Ladies and gentlemen, I’ve gathered you here today to witness an execution, or a persecution, or an exorcism bathed in candle wax – whatever it is that one spiky-haired gadfly far beyond his sell-by date utilizes as a cork to plug his Super Sweet 16 vanity when that 16 is even less than half the truth. There are two threes in a six, three times six equals 18, 18 times two equals 36, and 36 – when squinted at through vodka tears on a cell-screen – bears a sad resemblance to two breasts sagging over a frown with its tongue hanging out. This sort of abacus Sanskrit all leads to the harrowing conclusion that by now I should be a troubled, drunk woman whose husband is prone to “business trips.”
“Do you want me to come?” said husband shuffles in defeat. “You have to come,” I wince a little too dramatically.
I’ve posed this particular gathering as some sort of Lesley Gore/Eric Roberts hybrid, adopting the “It’s My Party” meme and leaving both options – blond bouffant tears and self-inflicted gay death – open as possible conclusions. I can die if I want to. Worse still, as if to spite the fate that has rendered me a message of “help” spelled out in Xanax on the hairy ass of failure, I’ve pinned the corners of my mouth up into a carefree smile approximation. I’m happy, see! Never better!
Tonight’s birthday wake could be the sort of blowout that requires extreme, nutrient-free gluttony, and fortunately the nice ladies at the Dessert Lady Café on Church Street have swung open their oak doors for whatever sort of dramatic dénouement it is that my head is trying to reach around. If all goes correctly, everybody will be so engorged with caramel-apple or chocolate-Neopolitan ecstasy that by the time my leaden hammer comes crashing down with all 36 of its pounds, they might not even notice the blood splattering on the walls.
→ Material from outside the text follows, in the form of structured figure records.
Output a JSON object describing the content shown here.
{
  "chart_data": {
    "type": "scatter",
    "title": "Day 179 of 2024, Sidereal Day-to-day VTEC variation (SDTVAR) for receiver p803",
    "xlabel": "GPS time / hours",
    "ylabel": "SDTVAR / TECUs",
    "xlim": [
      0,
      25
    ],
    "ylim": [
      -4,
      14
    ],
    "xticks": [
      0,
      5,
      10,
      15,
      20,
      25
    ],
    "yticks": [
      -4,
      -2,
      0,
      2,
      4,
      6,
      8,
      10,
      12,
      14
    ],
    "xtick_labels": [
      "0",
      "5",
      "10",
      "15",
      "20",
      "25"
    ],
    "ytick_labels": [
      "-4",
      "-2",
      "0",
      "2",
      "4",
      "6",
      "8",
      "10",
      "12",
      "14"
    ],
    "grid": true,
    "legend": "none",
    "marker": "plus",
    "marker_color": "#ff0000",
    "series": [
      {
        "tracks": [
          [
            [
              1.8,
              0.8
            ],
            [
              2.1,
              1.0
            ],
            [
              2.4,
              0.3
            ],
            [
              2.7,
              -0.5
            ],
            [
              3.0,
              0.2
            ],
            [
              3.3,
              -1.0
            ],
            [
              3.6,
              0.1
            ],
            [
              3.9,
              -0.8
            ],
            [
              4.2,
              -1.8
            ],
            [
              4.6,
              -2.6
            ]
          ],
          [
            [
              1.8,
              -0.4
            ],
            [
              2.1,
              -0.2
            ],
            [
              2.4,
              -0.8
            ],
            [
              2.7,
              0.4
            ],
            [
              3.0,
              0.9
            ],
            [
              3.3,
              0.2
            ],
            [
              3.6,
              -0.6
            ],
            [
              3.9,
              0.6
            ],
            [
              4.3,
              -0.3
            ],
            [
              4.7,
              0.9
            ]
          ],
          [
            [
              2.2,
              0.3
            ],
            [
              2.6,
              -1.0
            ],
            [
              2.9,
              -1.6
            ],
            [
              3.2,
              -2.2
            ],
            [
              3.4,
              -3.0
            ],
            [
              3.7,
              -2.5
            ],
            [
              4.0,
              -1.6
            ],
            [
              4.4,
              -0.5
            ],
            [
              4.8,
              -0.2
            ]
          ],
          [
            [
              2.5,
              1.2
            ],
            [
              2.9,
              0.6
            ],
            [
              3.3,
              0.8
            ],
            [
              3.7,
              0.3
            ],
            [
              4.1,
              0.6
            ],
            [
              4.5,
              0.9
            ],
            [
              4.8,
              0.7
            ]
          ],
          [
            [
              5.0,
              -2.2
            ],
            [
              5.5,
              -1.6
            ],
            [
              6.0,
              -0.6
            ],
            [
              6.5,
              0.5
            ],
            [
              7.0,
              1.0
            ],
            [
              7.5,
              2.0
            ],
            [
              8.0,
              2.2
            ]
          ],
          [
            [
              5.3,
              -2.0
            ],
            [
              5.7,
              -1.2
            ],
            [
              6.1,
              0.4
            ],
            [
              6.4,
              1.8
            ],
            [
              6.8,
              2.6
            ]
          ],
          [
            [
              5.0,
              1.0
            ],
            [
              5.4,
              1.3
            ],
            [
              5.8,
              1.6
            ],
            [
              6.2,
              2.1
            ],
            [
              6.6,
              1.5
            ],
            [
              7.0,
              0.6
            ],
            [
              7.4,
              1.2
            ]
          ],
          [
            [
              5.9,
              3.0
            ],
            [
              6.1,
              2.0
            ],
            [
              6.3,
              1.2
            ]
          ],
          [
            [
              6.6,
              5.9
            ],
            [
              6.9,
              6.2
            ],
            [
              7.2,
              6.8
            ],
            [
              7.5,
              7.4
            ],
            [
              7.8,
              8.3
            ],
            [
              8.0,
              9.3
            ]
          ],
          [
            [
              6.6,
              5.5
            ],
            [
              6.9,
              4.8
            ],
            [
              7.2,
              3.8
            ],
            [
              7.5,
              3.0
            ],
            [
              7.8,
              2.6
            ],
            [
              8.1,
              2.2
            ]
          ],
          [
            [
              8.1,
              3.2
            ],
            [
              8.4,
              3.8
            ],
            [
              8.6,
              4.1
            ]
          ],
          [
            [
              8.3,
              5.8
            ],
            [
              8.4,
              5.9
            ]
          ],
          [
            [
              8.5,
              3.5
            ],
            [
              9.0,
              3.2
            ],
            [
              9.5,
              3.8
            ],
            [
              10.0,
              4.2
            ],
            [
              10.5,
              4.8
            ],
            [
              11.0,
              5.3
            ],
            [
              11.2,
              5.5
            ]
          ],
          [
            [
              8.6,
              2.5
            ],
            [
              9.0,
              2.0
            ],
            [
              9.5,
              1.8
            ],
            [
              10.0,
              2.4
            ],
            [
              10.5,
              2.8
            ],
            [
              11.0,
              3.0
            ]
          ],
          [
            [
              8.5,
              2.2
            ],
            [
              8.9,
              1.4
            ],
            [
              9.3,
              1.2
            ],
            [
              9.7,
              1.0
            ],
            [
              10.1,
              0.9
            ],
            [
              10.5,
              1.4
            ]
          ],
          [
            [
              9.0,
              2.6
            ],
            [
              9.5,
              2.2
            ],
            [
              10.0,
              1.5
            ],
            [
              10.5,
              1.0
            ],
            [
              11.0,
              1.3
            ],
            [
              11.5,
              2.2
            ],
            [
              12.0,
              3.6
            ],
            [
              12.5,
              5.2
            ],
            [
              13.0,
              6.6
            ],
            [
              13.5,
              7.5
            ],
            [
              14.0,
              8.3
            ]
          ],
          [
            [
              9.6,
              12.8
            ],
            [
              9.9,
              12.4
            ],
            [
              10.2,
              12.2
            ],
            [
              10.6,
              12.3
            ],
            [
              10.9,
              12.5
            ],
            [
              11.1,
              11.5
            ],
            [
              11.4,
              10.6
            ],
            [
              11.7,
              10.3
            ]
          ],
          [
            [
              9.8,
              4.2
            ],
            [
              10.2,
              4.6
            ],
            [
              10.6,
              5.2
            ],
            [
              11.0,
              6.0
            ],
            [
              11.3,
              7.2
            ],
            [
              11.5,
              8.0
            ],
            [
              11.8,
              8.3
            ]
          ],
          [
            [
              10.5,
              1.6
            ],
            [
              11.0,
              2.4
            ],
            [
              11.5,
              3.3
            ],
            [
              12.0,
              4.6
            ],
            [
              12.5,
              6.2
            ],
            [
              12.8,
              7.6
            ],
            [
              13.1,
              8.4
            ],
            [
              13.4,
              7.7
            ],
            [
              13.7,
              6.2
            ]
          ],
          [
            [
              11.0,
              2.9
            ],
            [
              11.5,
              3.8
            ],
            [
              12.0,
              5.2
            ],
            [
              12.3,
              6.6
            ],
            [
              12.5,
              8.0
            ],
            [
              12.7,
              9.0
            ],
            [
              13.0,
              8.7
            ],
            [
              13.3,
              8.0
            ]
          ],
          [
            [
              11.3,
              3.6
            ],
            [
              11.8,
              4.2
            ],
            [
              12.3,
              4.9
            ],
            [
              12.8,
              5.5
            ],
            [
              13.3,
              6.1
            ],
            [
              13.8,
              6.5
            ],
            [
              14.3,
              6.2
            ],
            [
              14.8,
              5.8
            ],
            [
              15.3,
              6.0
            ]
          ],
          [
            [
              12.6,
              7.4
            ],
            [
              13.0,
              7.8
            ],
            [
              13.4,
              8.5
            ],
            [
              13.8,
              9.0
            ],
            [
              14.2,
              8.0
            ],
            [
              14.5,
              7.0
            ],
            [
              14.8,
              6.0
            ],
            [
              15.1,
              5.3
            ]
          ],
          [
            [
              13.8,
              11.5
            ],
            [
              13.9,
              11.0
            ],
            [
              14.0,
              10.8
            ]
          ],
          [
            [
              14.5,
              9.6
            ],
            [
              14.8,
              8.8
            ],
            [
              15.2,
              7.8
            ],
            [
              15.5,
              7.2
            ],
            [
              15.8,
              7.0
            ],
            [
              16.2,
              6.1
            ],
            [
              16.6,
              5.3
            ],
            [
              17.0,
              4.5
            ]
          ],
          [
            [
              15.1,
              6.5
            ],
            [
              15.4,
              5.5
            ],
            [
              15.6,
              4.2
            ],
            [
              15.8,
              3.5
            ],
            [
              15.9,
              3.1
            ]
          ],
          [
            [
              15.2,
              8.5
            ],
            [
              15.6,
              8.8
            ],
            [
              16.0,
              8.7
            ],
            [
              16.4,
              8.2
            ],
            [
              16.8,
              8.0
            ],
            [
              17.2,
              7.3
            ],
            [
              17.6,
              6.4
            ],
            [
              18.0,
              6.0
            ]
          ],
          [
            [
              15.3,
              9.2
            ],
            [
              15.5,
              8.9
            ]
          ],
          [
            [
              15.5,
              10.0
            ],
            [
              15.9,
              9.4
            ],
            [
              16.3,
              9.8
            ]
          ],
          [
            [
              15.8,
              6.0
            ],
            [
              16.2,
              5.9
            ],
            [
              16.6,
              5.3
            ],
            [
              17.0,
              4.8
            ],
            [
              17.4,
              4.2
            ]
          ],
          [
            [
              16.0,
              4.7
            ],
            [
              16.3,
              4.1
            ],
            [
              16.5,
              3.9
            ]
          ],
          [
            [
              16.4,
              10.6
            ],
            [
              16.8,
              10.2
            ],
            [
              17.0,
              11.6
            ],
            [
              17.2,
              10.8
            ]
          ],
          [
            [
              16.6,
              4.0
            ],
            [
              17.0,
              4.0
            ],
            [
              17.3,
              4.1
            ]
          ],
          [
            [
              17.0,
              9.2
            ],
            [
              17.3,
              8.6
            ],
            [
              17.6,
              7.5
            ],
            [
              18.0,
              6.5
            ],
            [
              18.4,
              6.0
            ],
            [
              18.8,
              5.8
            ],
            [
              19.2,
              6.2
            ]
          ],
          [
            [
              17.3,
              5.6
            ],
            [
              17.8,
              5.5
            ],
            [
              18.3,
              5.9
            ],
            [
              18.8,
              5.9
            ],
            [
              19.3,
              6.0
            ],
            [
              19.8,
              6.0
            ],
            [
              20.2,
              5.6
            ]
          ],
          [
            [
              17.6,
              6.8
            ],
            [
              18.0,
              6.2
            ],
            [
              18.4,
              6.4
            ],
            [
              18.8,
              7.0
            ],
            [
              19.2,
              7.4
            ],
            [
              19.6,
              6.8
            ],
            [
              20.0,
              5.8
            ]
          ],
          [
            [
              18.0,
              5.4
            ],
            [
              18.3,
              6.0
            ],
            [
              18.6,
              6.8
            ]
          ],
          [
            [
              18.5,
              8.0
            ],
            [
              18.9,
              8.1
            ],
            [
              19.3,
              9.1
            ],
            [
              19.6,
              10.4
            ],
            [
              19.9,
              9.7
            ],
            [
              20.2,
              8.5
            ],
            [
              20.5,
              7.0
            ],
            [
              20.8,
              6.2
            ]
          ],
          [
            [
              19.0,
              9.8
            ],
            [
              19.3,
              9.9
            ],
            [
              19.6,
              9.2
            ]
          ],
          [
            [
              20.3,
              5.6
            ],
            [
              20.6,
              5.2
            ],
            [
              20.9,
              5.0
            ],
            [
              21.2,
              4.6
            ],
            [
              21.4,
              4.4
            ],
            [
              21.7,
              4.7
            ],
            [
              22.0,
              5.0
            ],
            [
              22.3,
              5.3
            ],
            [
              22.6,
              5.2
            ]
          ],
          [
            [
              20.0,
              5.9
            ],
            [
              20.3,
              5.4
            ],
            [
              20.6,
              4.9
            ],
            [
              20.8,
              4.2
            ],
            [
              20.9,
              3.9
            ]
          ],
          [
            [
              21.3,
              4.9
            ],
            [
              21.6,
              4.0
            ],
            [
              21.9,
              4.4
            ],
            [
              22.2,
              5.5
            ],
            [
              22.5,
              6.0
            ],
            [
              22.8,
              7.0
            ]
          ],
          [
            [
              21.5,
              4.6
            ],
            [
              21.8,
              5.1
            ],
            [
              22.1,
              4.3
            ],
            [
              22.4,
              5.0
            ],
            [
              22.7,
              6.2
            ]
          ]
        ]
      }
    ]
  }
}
To further ensure my deception, I’ve replaced the Dessert Lady’s typical middlebrow smooth jazz of the Dave Koz variety by smuggling in my own iPod playlist: “Gay Pride 2007.” It kicks off with one of those ABBA divorce numbers, “When All Is Said and Done.” I kick back a cocktail, my husband kicks himself to the corner, and pride, well, pride don’t live here anymore.
“Omigod, this is so fun!” I bubble over in no particular direction. “Thank you all so much for coming!”
“You all” is an odd collection comprised predominantly of amazing personages who have either seen my raw copy, my raw body or my raw inability to wakeboard: co-workers, boat people, bartenders and a state representative, all stirred into a stew designed to even out my booze humility. My boss, Bob Whitby, and his wife, Peg, have arrived with a collection of chocolate sex oils and candles, which for no particular reason lubricates a conversation about Peg having “Bob” tattooed on her body. What humility?
“You should just do one ‘B’ on each ass cheek,” I squeeze in. “And let the O take care of itself!”
Shortly thereafter, I’m rubbing my own “O” back and forth on Bob’s leg while coyly staring back at my husband and his predilection for Peruvian webcams. Is this revenge? No, it’s job security.
“So I get a raise, right?” I dismount, to no real reply.
Friends are really the best raise an irresponsible blob like myself could ever want, and it appears that most of them know that. My gift table is a divorcee’s hospital bedside, with lotions and flowers dominating, bouquets having been provided by Karen (who spent a half-hour outside in a presentational cell-phone breakdown like she was in Sex and the City and the Dessert Lady storefront was actually just the screen) and by Scott Randolph and Dave Plotkin, who appear to be announcing themselves as a new Democratic power couple.
“Oh, really,” my head trips over six Xanax. “We’ll see about that!” And this is where I set to crawling across the table and over to Randolph in a vain political attempt to McInvale him into another awkward queer political mailer. Amanda, the boat girl, is taking pictures at a paparazzi clip and almost manages to capture my jokey incrimination, but Scott, naturally, pulls out. Ha.
Shenanigans aside, I spend the better part of my cake-liquor mess with helium balloons tied around my neck, pecking at them like a guppy might and publicly manifesting my own battle with futility. I mime my way over to Taylor and Tim’s table and pull up a chair to discuss, well, me.
“Billy hates me and I hate him,” comes Tim with a page torn from some very esteemed etiquette book. “I’m only joking. Just like you always are.”
Except I’m not. In one last blaze of glory, I stumble through the 15 or so assembled cake-eaters and fashion a personal death spiral. The room spins, that scene from my fifth birthday party where I fell into the pool naked in front of my whole class flashes by my eyes, a camera clicks and I hit the floor: a lone balloon floating right over where my head should be.